Apostas esportivas ou ‘jogos de azar’ como questão de saúde pública, na ‘Lancet’ de novembro
Revista divulga inquérito sobre esses jogos, como resposta a “uma ameaça negligenciada, pouco estudada e em expansão”.
Os jogos de azar não são simples atividade de lazer; trata-se de comportamento viciante prejudicial à saúde, aponta o editorial da revista Lancet Public Health, em sua edição de novembro/2024. Os danos associados ao jogo são abrangentes, diz o texto, afetando a saúde, o bem-estar e os relacionamentos do indivíduo, famílias e comunidades “com potenciais consequências para toda a vida e aprofundando as desigualdades sociais e de saúde”. A edição traz dados encontrados pela Comissão Lancet sobre jogos de azar, estabelecendo conexões com os determinantes sociais, comerciais, legais e políticos da saúde.

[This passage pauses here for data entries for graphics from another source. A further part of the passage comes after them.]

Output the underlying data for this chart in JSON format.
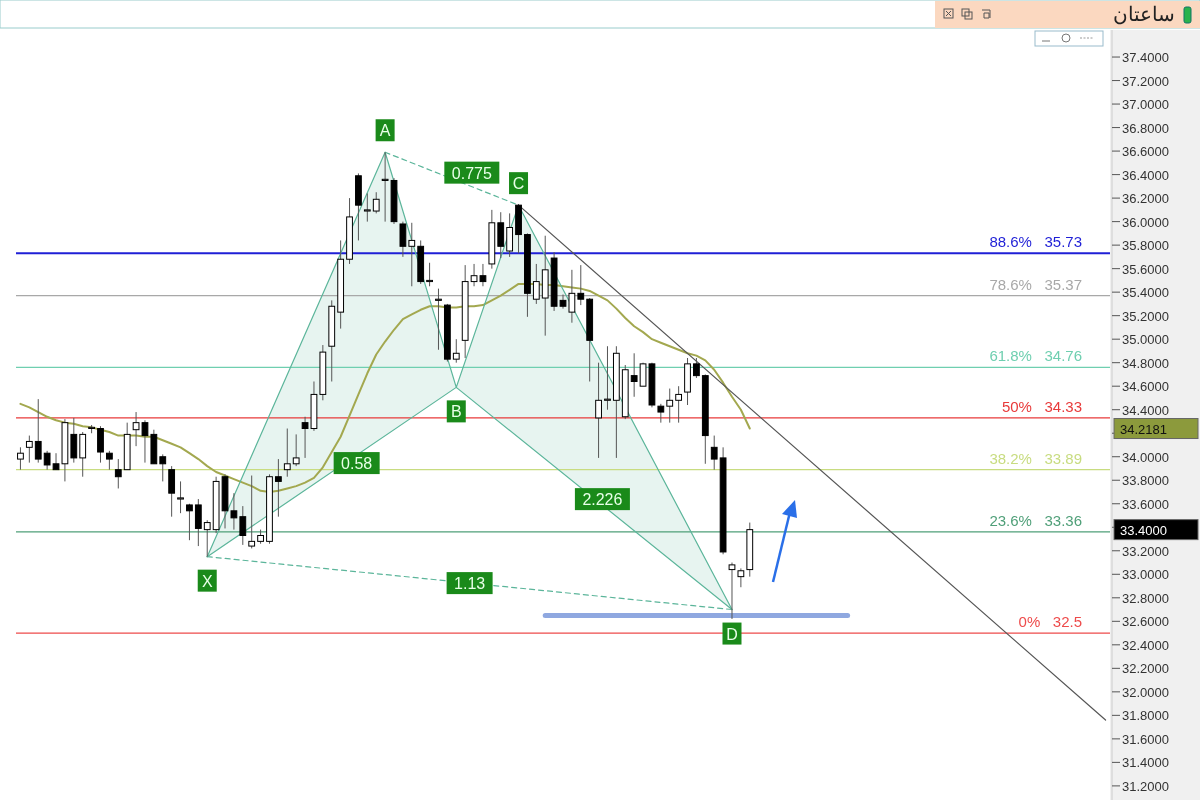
{
  "chart_data": {
    "type": "candlestick",
    "title": "ساعتان",
    "categories": [
      null,
      null,
      null,
      null,
      null,
      null,
      null,
      null,
      null,
      null,
      null,
      null,
      null,
      null,
      null,
      null,
      null,
      null,
      null,
      null,
      null,
      null,
      null,
      null,
      null,
      null,
      null,
      null,
      null,
      null,
      null,
      null,
      null,
      null,
      null,
      null,
      null,
      null,
      null,
      null,
      null,
      null,
      null,
      null,
      null,
      null,
      null,
      null,
      null,
      null,
      null,
      null,
      null,
      null,
      null,
      null,
      null,
      null,
      null,
      null,
      null,
      null,
      null,
      null,
      null,
      null,
      null,
      null,
      null,
      null,
      null,
      null,
      null,
      null,
      null,
      null,
      null,
      null,
      null,
      null,
      null,
      null,
      null,
      null,
      null,
      null,
      null,
      null,
      null,
      null,
      null,
      null,
      null,
      null,
      null,
      null,
      null,
      null,
      null,
      null,
      null,
      null,
      null,
      null,
      null,
      null,
      null,
      null,
      null,
      null,
      null,
      null,
      null,
      null,
      null,
      null,
      null,
      null,
      null,
      null,
      null,
      null,
      null
    ],
    "ylim": [
      31.08,
      37.63
    ],
    "yticks": [
      {
        "value": 31.2,
        "label": "31.2000"
      },
      {
        "value": 31.4,
        "label": "31.4000"
      },
      {
        "value": 31.6,
        "label": "31.6000"
      },
      {
        "value": 31.8,
        "label": "31.8000"
      },
      {
        "value": 32.0,
        "label": "32.0000"
      },
      {
        "value": 32.2,
        "label": "32.2000"
      },
      {
        "value": 32.4,
        "label": "32.4000"
      },
      {
        "value": 32.6,
        "label": "32.6000"
      },
      {
        "value": 32.8,
        "label": "32.8000"
      },
      {
        "value": 33.0,
        "label": "33.0000"
      },
      {
        "value": 33.2,
        "label": "33.2000"
      },
      {
        "value": 33.4,
        "label": null
      },
      {
        "value": 33.6,
        "label": "33.6000"
      },
      {
        "value": 33.8,
        "label": "33.8000"
      },
      {
        "value": 34.0,
        "label": "34.0000"
      },
      {
        "value": 34.2,
        "label": null
      },
      {
        "value": 34.4,
        "label": "34.4000"
      },
      {
        "value": 34.6,
        "label": "34.6000"
      },
      {
        "value": 34.8,
        "label": "34.8000"
      },
      {
        "value": 35.0,
        "label": "35.0000"
      },
      {
        "value": 35.2,
        "label": "35.2000"
      },
      {
        "value": 35.4,
        "label": "35.4000"
      },
      {
        "value": 35.6,
        "label": "35.6000"
      },
      {
        "value": 35.8,
        "label": "35.8000"
      },
      {
        "value": 36.0,
        "label": "36.0000"
      },
      {
        "value": 36.2,
        "label": "36.2000"
      },
      {
        "value": 36.4,
        "label": "36.4000"
      },
      {
        "value": 36.6,
        "label": "36.6000"
      },
      {
        "value": 36.8,
        "label": "36.8000"
      },
      {
        "value": 37.0,
        "label": "37.0000"
      },
      {
        "value": 37.2,
        "label": "37.2000"
      },
      {
        "value": 37.4,
        "label": "37.4000"
      }
    ],
    "tick_labels": "y",
    "grid": false,
    "series": [
      {
        "type": "line",
        "color": "#a3a84f",
        "values": [
          34.45,
          34.42,
          34.38,
          34.34,
          34.31,
          34.29,
          34.28,
          34.26,
          34.25,
          34.23,
          34.21,
          34.18,
          34.18,
          34.18,
          34.17,
          34.17,
          34.14,
          34.11,
          34.08,
          34.03,
          33.98,
          33.92,
          33.87,
          33.84,
          33.81,
          33.78,
          33.75,
          33.71,
          33.7,
          33.71,
          33.73,
          33.75,
          33.78,
          33.82,
          33.91,
          34.04,
          34.17,
          34.35,
          34.53,
          34.71,
          34.87,
          34.98,
          35.08,
          35.17,
          35.21,
          35.25,
          35.28,
          35.28,
          35.27,
          35.27,
          35.28,
          35.28,
          35.29,
          35.33,
          35.37,
          35.42,
          35.47,
          35.47,
          35.47,
          35.46,
          35.46,
          35.45,
          35.44,
          35.43,
          35.41,
          35.37,
          35.33,
          35.26,
          35.18,
          35.11,
          35.06,
          35.0,
          34.97,
          34.94,
          34.91,
          34.88,
          34.86,
          34.82,
          34.74,
          34.63,
          34.51,
          34.4,
          34.24,
          null,
          null,
          null,
          null,
          null,
          null,
          null,
          null,
          null,
          null,
          null,
          null,
          null,
          null,
          null,
          null,
          null,
          null,
          null,
          null,
          null,
          null,
          null,
          null,
          null,
          null,
          null,
          null,
          null,
          null,
          null,
          null,
          null,
          null,
          null,
          null,
          null,
          null,
          null,
          null
        ]
      },
      {
        "type": "line",
        "color": "#5bb59a",
        "values": [
          null,
          null,
          null,
          null,
          null,
          null,
          null,
          null,
          null,
          null,
          null,
          null,
          null,
          null,
          null,
          null,
          null,
          null,
          null,
          null,
          null,
          33.15,
          null,
          null,
          null,
          null,
          null,
          null,
          null,
          null,
          null,
          null,
          null,
          null,
          null,
          null,
          null,
          null,
          null,
          null,
          null,
          36.59,
          null,
          null,
          null,
          null,
          null,
          null,
          null,
          34.59,
          null,
          null,
          null,
          null,
          null,
          null,
          36.14,
          null,
          null,
          null,
          null,
          null,
          null,
          null,
          null,
          null,
          null,
          null,
          null,
          null,
          null,
          null,
          null,
          null,
          null,
          null,
          null,
          null,
          null,
          null,
          32.7,
          null,
          null,
          null,
          null,
          null,
          null,
          null,
          null,
          null,
          null,
          null,
          null,
          null,
          null,
          null,
          null,
          null,
          null,
          null,
          null,
          null,
          null,
          null,
          null,
          null,
          null,
          null,
          null,
          null,
          null,
          null,
          null,
          null,
          null,
          null,
          null,
          null,
          null,
          null,
          null,
          null,
          null
        ]
      },
      {
        "type": "line",
        "color": "#5bb59a",
        "values": [
          null,
          null,
          null,
          null,
          null,
          null,
          null,
          null,
          null,
          null,
          null,
          null,
          null,
          null,
          null,
          null,
          null,
          null,
          null,
          null,
          null,
          33.15,
          null,
          null,
          null,
          null,
          null,
          null,
          null,
          null,
          null,
          null,
          null,
          null,
          null,
          null,
          null,
          null,
          null,
          null,
          null,
          null,
          null,
          null,
          null,
          null,
          null,
          null,
          null,
          34.59,
          null,
          null,
          null,
          null,
          null,
          null,
          null,
          null,
          null,
          null,
          null,
          null,
          null,
          null,
          null,
          null,
          null,
          null,
          null,
          null,
          null,
          null,
          null,
          null,
          null,
          null,
          null,
          null,
          null,
          null,
          32.7,
          null,
          null,
          null,
          null,
          null,
          null,
          null,
          null,
          null,
          null,
          null,
          null,
          null,
          null,
          null,
          null,
          null,
          null,
          null,
          null,
          null,
          null,
          null,
          null,
          null,
          null,
          null,
          null,
          null,
          null,
          null,
          null,
          null,
          null,
          null,
          null,
          null,
          null,
          null,
          null,
          null,
          null
        ]
      },
      {
        "type": "line",
        "color": "#5bb59a",
        "line_style": "dashed",
        "values": [
          null,
          null,
          null,
          null,
          null,
          null,
          null,
          null,
          null,
          null,
          null,
          null,
          null,
          null,
          null,
          null,
          null,
          null,
          null,
          null,
          null,
          33.15,
          null,
          null,
          null,
          null,
          null,
          null,
          null,
          null,
          null,
          null,
          null,
          null,
          null,
          null,
          null,
          null,
          null,
          null,
          null,
          null,
          null,
          null,
          null,
          null,
          null,
          null,
          null,
          null,
          null,
          null,
          null,
          null,
          null,
          null,
          null,
          null,
          null,
          null,
          null,
          null,
          null,
          null,
          null,
          null,
          null,
          null,
          null,
          null,
          null,
          null,
          null,
          null,
          null,
          null,
          null,
          null,
          null,
          null,
          32.7,
          null,
          null,
          null,
          null,
          null,
          null,
          null,
          null,
          null,
          null,
          null,
          null,
          null,
          null,
          null,
          null,
          null,
          null,
          null,
          null,
          null,
          null,
          null,
          null,
          null,
          null,
          null,
          null,
          null,
          null,
          null,
          null,
          null,
          null,
          null,
          null,
          null,
          null,
          null,
          null,
          null,
          null
        ]
      },
      {
        "type": "line",
        "color": "#5bb59a",
        "line_style": "dashed",
        "values": [
          null,
          null,
          null,
          null,
          null,
          null,
          null,
          null,
          null,
          null,
          null,
          null,
          null,
          null,
          null,
          null,
          null,
          null,
          null,
          null,
          null,
          null,
          null,
          null,
          null,
          null,
          null,
          null,
          null,
          null,
          null,
          null,
          null,
          null,
          null,
          null,
          null,
          null,
          null,
          null,
          null,
          36.59,
          null,
          null,
          null,
          null,
          null,
          null,
          null,
          null,
          null,
          null,
          null,
          null,
          null,
          null,
          36.14,
          null,
          null,
          null,
          null,
          null,
          null,
          null,
          null,
          null,
          null,
          null,
          null,
          null,
          null,
          null,
          null,
          null,
          null,
          null,
          null,
          null,
          null,
          null,
          null,
          null,
          null,
          null,
          null,
          null,
          null,
          null,
          null,
          null,
          null,
          null,
          null,
          null,
          null,
          null,
          null,
          null,
          null,
          null,
          null,
          null,
          null,
          null,
          null,
          null,
          null,
          null,
          null,
          null,
          null,
          null,
          null,
          null,
          null,
          null,
          null,
          null,
          null,
          null,
          null,
          null,
          null
        ]
      },
      {
        "type": "line",
        "color": "#555555",
        "values": [
          null,
          null,
          null,
          null,
          null,
          null,
          null,
          null,
          null,
          null,
          null,
          null,
          null,
          null,
          null,
          null,
          null,
          null,
          null,
          null,
          null,
          null,
          null,
          null,
          null,
          null,
          null,
          null,
          null,
          null,
          null,
          null,
          null,
          null,
          null,
          null,
          null,
          null,
          null,
          null,
          null,
          null,
          null,
          null,
          null,
          null,
          null,
          null,
          null,
          null,
          null,
          null,
          null,
          null,
          null,
          null,
          36.14,
          null,
          null,
          null,
          null,
          null,
          null,
          null,
          null,
          null,
          null,
          null,
          null,
          null,
          null,
          null,
          null,
          null,
          null,
          null,
          null,
          null,
          null,
          null,
          null,
          null,
          null,
          null,
          null,
          null,
          null,
          null,
          null,
          null,
          null,
          null,
          null,
          null,
          null,
          null,
          null,
          null,
          null,
          null,
          null,
          null,
          null,
          null,
          null,
          null,
          null,
          null,
          null,
          null,
          null,
          null,
          null,
          null,
          null,
          null,
          null,
          null,
          null,
          null,
          null,
          null,
          31.76
        ]
      },
      {
        "type": "line",
        "color": "#8fa8e0",
        "values": [
          null,
          null,
          null,
          null,
          null,
          null,
          null,
          null,
          null,
          null,
          null,
          null,
          null,
          null,
          null,
          null,
          null,
          null,
          null,
          null,
          null,
          null,
          null,
          null,
          null,
          null,
          null,
          null,
          null,
          null,
          null,
          null,
          null,
          null,
          null,
          null,
          null,
          null,
          null,
          null,
          null,
          null,
          null,
          null,
          null,
          null,
          null,
          null,
          null,
          null,
          null,
          null,
          null,
          null,
          null,
          null,
          null,
          null,
          null,
          32.65,
          null,
          null,
          null,
          null,
          null,
          null,
          null,
          null,
          null,
          null,
          null,
          null,
          null,
          null,
          null,
          null,
          null,
          null,
          null,
          null,
          null,
          null,
          null,
          null,
          null,
          null,
          null,
          null,
          null,
          null,
          null,
          null,
          null,
          32.65,
          null,
          null,
          null,
          null,
          null,
          null,
          null,
          null,
          null,
          null,
          null,
          null,
          null,
          null,
          null,
          null,
          null,
          null,
          null,
          null,
          null,
          null,
          null,
          null,
          null,
          null,
          null,
          null,
          null
        ]
      },
      {
        "ohlc": [
          [
            33.98,
            34.08,
            33.89,
            34.03
          ],
          [
            34.08,
            34.18,
            33.95,
            34.13
          ],
          [
            34.13,
            34.49,
            33.95,
            33.98
          ],
          [
            34.03,
            34.05,
            33.89,
            33.93
          ],
          [
            33.94,
            34.03,
            33.89,
            33.89
          ],
          [
            33.94,
            34.32,
            33.79,
            34.29
          ],
          [
            34.19,
            34.33,
            33.95,
            33.99
          ],
          [
            33.99,
            34.21,
            33.83,
            34.19
          ],
          [
            34.24,
            34.27,
            34.2,
            34.25
          ],
          [
            34.24,
            34.26,
            33.95,
            34.04
          ],
          [
            34.03,
            34.05,
            33.89,
            33.98
          ],
          [
            33.89,
            33.98,
            33.73,
            33.83
          ],
          [
            33.89,
            34.29,
            33.89,
            34.19
          ],
          [
            34.23,
            34.38,
            34.09,
            34.29
          ],
          [
            34.29,
            34.31,
            33.95,
            34.18
          ],
          [
            34.19,
            34.23,
            33.94,
            33.94
          ],
          [
            34.0,
            34.02,
            33.79,
            33.94
          ],
          [
            33.89,
            33.92,
            33.49,
            33.69
          ],
          [
            33.64,
            33.79,
            33.52,
            33.65
          ],
          [
            33.59,
            33.6,
            33.29,
            33.54
          ],
          [
            33.59,
            33.64,
            33.24,
            33.39
          ],
          [
            33.38,
            33.46,
            33.15,
            33.44
          ],
          [
            33.38,
            33.83,
            33.35,
            33.79
          ],
          [
            33.83,
            33.85,
            33.39,
            33.54
          ],
          [
            33.54,
            33.69,
            33.38,
            33.48
          ],
          [
            33.49,
            33.58,
            33.25,
            33.33
          ],
          [
            33.24,
            33.84,
            33.22,
            33.28
          ],
          [
            33.28,
            33.38,
            33.26,
            33.33
          ],
          [
            33.28,
            33.85,
            33.26,
            33.83
          ],
          [
            33.83,
            33.98,
            33.49,
            33.79
          ],
          [
            33.89,
            34.24,
            33.83,
            33.94
          ],
          [
            33.94,
            34.19,
            33.92,
            33.99
          ],
          [
            34.29,
            34.34,
            33.99,
            34.24
          ],
          [
            34.24,
            34.64,
            34.22,
            34.53
          ],
          [
            34.53,
            34.95,
            34.48,
            34.89
          ],
          [
            34.94,
            35.33,
            34.64,
            35.28
          ],
          [
            35.23,
            35.84,
            35.09,
            35.68
          ],
          [
            35.68,
            36.2,
            35.64,
            36.04
          ],
          [
            36.39,
            36.41,
            35.84,
            36.14
          ],
          [
            36.09,
            36.24,
            36.0,
            36.1
          ],
          [
            36.09,
            36.25,
            36.07,
            36.19
          ],
          [
            36.35,
            36.59,
            36.0,
            36.36
          ],
          [
            36.35,
            36.37,
            35.98,
            36.0
          ],
          [
            35.98,
            36.0,
            35.7,
            35.79
          ],
          [
            35.79,
            35.99,
            35.45,
            35.84
          ],
          [
            35.79,
            35.84,
            35.47,
            35.49
          ],
          [
            35.49,
            35.65,
            35.45,
            35.5
          ],
          [
            35.33,
            35.43,
            34.91,
            35.34
          ],
          [
            35.29,
            35.3,
            34.81,
            34.83
          ],
          [
            34.83,
            35.0,
            34.8,
            34.88
          ],
          [
            34.99,
            35.63,
            34.84,
            35.49
          ],
          [
            35.49,
            35.64,
            35.45,
            35.54
          ],
          [
            35.54,
            35.64,
            35.45,
            35.49
          ],
          [
            35.64,
            36.1,
            35.6,
            35.99
          ],
          [
            35.99,
            36.08,
            35.69,
            35.79
          ],
          [
            35.75,
            36.07,
            35.7,
            35.95
          ],
          [
            36.14,
            36.15,
            35.73,
            35.89
          ],
          [
            35.89,
            35.9,
            35.19,
            35.39
          ],
          [
            35.34,
            35.64,
            35.3,
            35.49
          ],
          [
            35.35,
            35.88,
            35.03,
            35.59
          ],
          [
            35.69,
            35.74,
            35.24,
            35.28
          ],
          [
            35.33,
            35.38,
            35.26,
            35.28
          ],
          [
            35.23,
            35.59,
            35.14,
            35.39
          ],
          [
            35.39,
            35.63,
            35.29,
            35.34
          ],
          [
            35.34,
            35.35,
            34.64,
            34.99
          ],
          [
            34.33,
            34.8,
            33.99,
            34.48
          ],
          [
            34.48,
            34.94,
            34.4,
            34.49
          ],
          [
            34.48,
            34.94,
            33.99,
            34.88
          ],
          [
            34.34,
            34.78,
            34.32,
            34.74
          ],
          [
            34.69,
            34.88,
            34.51,
            34.64
          ],
          [
            34.6,
            34.8,
            34.6,
            34.79
          ],
          [
            34.79,
            34.8,
            34.42,
            34.44
          ],
          [
            34.43,
            34.45,
            34.29,
            34.38
          ],
          [
            34.43,
            34.58,
            34.29,
            34.48
          ],
          [
            34.48,
            34.6,
            34.29,
            34.53
          ],
          [
            34.55,
            34.84,
            34.44,
            34.79
          ],
          [
            34.79,
            34.84,
            34.67,
            34.69
          ],
          [
            34.69,
            34.7,
            33.94,
            34.18
          ],
          [
            34.08,
            34.18,
            33.89,
            33.98
          ],
          [
            33.99,
            34.08,
            33.17,
            33.19
          ],
          [
            33.04,
            33.1,
            32.62,
            33.08
          ],
          [
            32.98,
            33.05,
            32.89,
            33.03
          ],
          [
            33.04,
            33.44,
            32.98,
            33.38
          ],
          null,
          null,
          null,
          null,
          null,
          null,
          null,
          null,
          null,
          null,
          null,
          null,
          null,
          null,
          null,
          null,
          null,
          null,
          null,
          null,
          null,
          null,
          null,
          null,
          null,
          null,
          null,
          null,
          null,
          null,
          null,
          null,
          null,
          null,
          null,
          null,
          null,
          null,
          null,
          null
        ]
      }
    ],
    "ref_lines": [
      {
        "axis": "y",
        "value": 35.73,
        "label": "88.6%   35.73",
        "color": "#1f1fd6"
      },
      {
        "axis": "y",
        "value": 35.37,
        "label": "78.6%   35.37",
        "color": "#a8a8a8"
      },
      {
        "axis": "y",
        "value": 34.76,
        "label": "61.8%   34.76",
        "color": "#6fcfb0"
      },
      {
        "axis": "y",
        "value": 34.33,
        "label": "50%   34.33",
        "color": "#e83a3a"
      },
      {
        "axis": "y",
        "value": 33.89,
        "label": "38.2%   33.89",
        "color": "#c8dc80"
      },
      {
        "axis": "y",
        "value": 33.36,
        "label": "23.6%   33.36",
        "color": "#4f9f78"
      },
      {
        "axis": "y",
        "value": 32.5,
        "label": "0%   32.5",
        "color": "#ee4b4b"
      }
    ],
    "annotations": [
      "X",
      "A",
      "B",
      "C",
      "D",
      "0.775",
      "0.58",
      "2.226",
      "1.13",
      "34.2181",
      "33.4000"
    ]
  }
}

A Comissão estima que 46,2% dos adultos e 17,9% dos adolescentes participaram de jogos de azar em 2023, globalmente. De acordo com o estudo, embora apenas uma pequena proporção de indivíduos seja classificada como envolvida em jogos de azar problemáticos (1,4%), é crucial considerar o efeito do jogo em todo o espectro de consumo. As estimativas são que 5,5% das mulheres e 11,9% dos homens enfrentam algum risco no jogo. “O panorama epidemiológico está mudando, com a participação de um número substancial de mulheres e jovens”, destaca, ainda, a pesquisa, alertando que “para a indústria do jogo, esse não é um cenário epidemiológico, trata-se de um mercado em rápida expansão e altamente lucrativo”.
Conforme aponta o editorial, o setor de jogos comerciais promove seus produtos e protege seus interesses com adoção de práticas empresariais concebidas “não só para influenciar o comportamento do consumidor, como os processos narrativos e políticos em torno da regulamentação” – com tendência para se concentrar na responsabilidade individual em vez de mudanças políticas mais amplas.
Transformação digital
A Comissão descreve “um ecossistema de jogo complexo com domínios e capacidades incomparáveis oferecidos pela transformação digital”, contando com o uso do marketing digital inovador para atingir os consumidores pelas redes sociais e pelos próprios dados dos usuários, associado ao patrocínio desportivo e mediático, para apoiar a expansão dos jogos. As fronteiras entre jogos digitais e jogos de azar também estão se tornando confusas, indica, ainda, o estudo.
Outro aspecto abordado é o do interesse dos governos, devido aos benefícios que obtêm com os impostos e receitas de uma indústria lucrativa, levando a pouca atenção à compreensão dos danos relacionados a esses jogos. “Confiaram em abordagens demasiado simplificadas, apontando para a responsabilidade individual e os perigos para os indivíduos em alto risco”, analisa o texto. “Equilibrar a saúde pública com interesses econômicos concorrentes é agora crucial, alerta a Comissão, apelando aos governos e tomadores de decisão para que tratem o jogo como problema de saúde pública – tal como acontece com outros produtos viciantes e pouco saudáveis, como o álcool e o tabaco – e fornece recomendações para prevenir e mitigar a vasta gama de danos associados ao jogo.
A Comissão recomenda intervenções tanto no nível da população como no nível individual e clama pela implementação de “regulamentação eficaz” em todos os países, que inclua reduções na exposição aos jogos, com requisito de idade mínima, proibições ou restrições ao acesso, promoção, marketing e patrocínio.
“A indústria alegará que seus produtos são apreciados por milhões de pessoas, a esmagadora maioria das quais não sofre consequências adversas, e que tais recomendações violam a liberdade dos indivíduos. Esta Comissão expõe essas afirmações como profundamente enganosas. Os governos têm o dever de proteger os seus cidadãos de produtos nocivos e viciantes e de adoptar uma resposta de saúde pública ao jogo”, destaca o editorial.